Our kids turned out great. She stayed home with the first one until he was three, and I stayed home with the second one. They were never punished, so consequentially, they were nicely behaved. They gave us three granddaughters.
We are young. We are only in our mid-sixties, and being from the mid-sixties generation, we lived the 60s ideals of peace and love our entire lives. We’ve paid our dues as humanists.
When my wife retires in November she will, like Odysseus and his oar, walk off in her Hello Kitty scrub uniform and take it off where people don’t know what a Hello Kitty scrub uniform is. Her intention for the rest of her life is to sew. Mine, now that I am not moving clients’ belongings in trash bags in the back of a pickup truck every week, is to write.
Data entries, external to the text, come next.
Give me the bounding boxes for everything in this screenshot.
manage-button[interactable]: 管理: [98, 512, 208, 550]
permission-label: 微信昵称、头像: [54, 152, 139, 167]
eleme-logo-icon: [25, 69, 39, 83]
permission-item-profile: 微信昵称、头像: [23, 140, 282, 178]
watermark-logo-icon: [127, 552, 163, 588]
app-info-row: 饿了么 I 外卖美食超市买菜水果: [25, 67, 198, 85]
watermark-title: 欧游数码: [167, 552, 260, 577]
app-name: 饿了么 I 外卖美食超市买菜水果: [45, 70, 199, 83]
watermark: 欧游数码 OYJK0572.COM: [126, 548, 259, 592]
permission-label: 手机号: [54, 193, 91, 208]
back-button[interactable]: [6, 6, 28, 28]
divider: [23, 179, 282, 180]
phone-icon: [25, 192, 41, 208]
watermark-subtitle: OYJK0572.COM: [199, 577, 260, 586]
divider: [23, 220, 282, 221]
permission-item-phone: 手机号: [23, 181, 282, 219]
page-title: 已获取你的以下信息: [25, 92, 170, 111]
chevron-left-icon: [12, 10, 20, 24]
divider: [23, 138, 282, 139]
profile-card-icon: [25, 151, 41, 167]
Because of our odd-ball working schedules, social lives, military service, and my extensive overseas travels, we’ve probably seen less of each other over the last half-century than most married couples.
My wife said to me the other day, a little uneasily, “I don’t think we’ll get on each others’ nerves when we’re around each other more after I retire.”
“Of course we won’t,” I assured her. “We’re best friends.”
“Oh, not that,” she observed. “I never go upstairs, and you never come down.”